Spring forward, fall… asleep at your desk?
Daylight saving is just around the corner, and Hoag neurologist and renowned sleep specialist Jose Puangco, M.D., suggests preparing your body now for the under-appreciated effect that a shift in time can make.
“Sleep is a function of the brain, and the brain needs time to adjust to a new schedule. In fact, research shows most of us feel the effect of time changes for days after we reset our clocks,” said Dr. Puangco, service chief of Hoag’s Judy & Richard Voltmer Sleep Center and Irvine Sleep Center.
Go to bed 15 minutes early, starting several days before the March 12 shift. For the next few nights, go to bed 15 minutes earlier than the night before, until you hit your normal bedtime by March 13. “You’ll want to make an extra effort to be well-rested the week before the time change,” Dr. Puangco said. “If you need to catch-up with naps after the shift, limit them to 15 or 20 minutes in the early afternoon.”
Avoid sleeping in in the morning. “This is a common mistake, and it only serves to throw off your rhythm even more,” Dr.

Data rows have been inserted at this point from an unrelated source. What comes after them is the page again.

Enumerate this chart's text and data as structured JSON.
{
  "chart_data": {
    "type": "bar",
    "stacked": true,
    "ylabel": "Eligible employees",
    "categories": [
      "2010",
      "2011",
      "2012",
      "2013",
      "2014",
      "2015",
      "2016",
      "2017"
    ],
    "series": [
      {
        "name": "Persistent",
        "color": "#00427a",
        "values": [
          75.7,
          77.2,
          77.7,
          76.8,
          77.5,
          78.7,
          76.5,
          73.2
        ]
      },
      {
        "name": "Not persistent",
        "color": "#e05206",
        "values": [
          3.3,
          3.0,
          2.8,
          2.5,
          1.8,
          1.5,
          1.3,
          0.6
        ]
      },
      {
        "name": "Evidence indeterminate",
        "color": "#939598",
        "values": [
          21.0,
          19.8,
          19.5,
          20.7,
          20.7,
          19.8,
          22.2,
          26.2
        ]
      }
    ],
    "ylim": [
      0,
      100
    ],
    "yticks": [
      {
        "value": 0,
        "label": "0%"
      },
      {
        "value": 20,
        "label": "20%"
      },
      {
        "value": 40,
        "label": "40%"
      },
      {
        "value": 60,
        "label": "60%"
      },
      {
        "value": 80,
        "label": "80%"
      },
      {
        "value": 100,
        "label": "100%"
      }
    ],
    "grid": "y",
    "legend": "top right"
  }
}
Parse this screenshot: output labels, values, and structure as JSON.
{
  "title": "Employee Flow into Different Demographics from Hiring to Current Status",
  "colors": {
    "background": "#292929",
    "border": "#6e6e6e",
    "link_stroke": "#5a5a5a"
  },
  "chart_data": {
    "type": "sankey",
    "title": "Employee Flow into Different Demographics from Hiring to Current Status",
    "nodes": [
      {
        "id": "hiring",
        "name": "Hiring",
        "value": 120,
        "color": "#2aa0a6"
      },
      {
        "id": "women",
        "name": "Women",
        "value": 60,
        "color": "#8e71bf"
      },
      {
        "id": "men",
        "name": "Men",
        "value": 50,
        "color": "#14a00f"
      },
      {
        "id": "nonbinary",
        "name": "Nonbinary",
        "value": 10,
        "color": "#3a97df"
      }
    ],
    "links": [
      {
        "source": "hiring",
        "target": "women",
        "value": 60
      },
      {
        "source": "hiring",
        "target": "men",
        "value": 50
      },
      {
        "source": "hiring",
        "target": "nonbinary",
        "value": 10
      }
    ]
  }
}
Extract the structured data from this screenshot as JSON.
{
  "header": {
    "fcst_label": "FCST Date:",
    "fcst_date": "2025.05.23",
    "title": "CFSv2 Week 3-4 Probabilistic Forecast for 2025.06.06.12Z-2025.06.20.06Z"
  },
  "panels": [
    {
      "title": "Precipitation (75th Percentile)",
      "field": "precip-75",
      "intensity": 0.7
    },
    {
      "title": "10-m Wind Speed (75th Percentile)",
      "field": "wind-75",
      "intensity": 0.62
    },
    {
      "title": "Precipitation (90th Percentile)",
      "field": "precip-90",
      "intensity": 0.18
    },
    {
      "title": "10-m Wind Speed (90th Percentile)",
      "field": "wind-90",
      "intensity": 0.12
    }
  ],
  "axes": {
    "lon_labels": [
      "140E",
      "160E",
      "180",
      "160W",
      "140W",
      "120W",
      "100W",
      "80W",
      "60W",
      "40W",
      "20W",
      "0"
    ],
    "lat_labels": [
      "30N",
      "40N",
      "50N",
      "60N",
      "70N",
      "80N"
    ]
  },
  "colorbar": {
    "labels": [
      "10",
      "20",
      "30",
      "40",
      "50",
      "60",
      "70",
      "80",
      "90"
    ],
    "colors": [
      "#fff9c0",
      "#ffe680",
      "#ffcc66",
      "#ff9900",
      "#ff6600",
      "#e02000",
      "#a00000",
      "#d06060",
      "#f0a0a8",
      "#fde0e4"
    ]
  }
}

Puangco said. “The key to good sleep is consistency. If possible, I recommend waking up at the same time on the weekends, which can make Monday mornings easier to bear.”
Take sleep seriously. There is a reason traffic accidents tend to increase around daylight saving time. “The hour lost causes sleep deprivation in most people, and can linger for days to weeks,” Dr. Puangco said. “This can affect learning and memory, metabolism and even cardiovascular health.”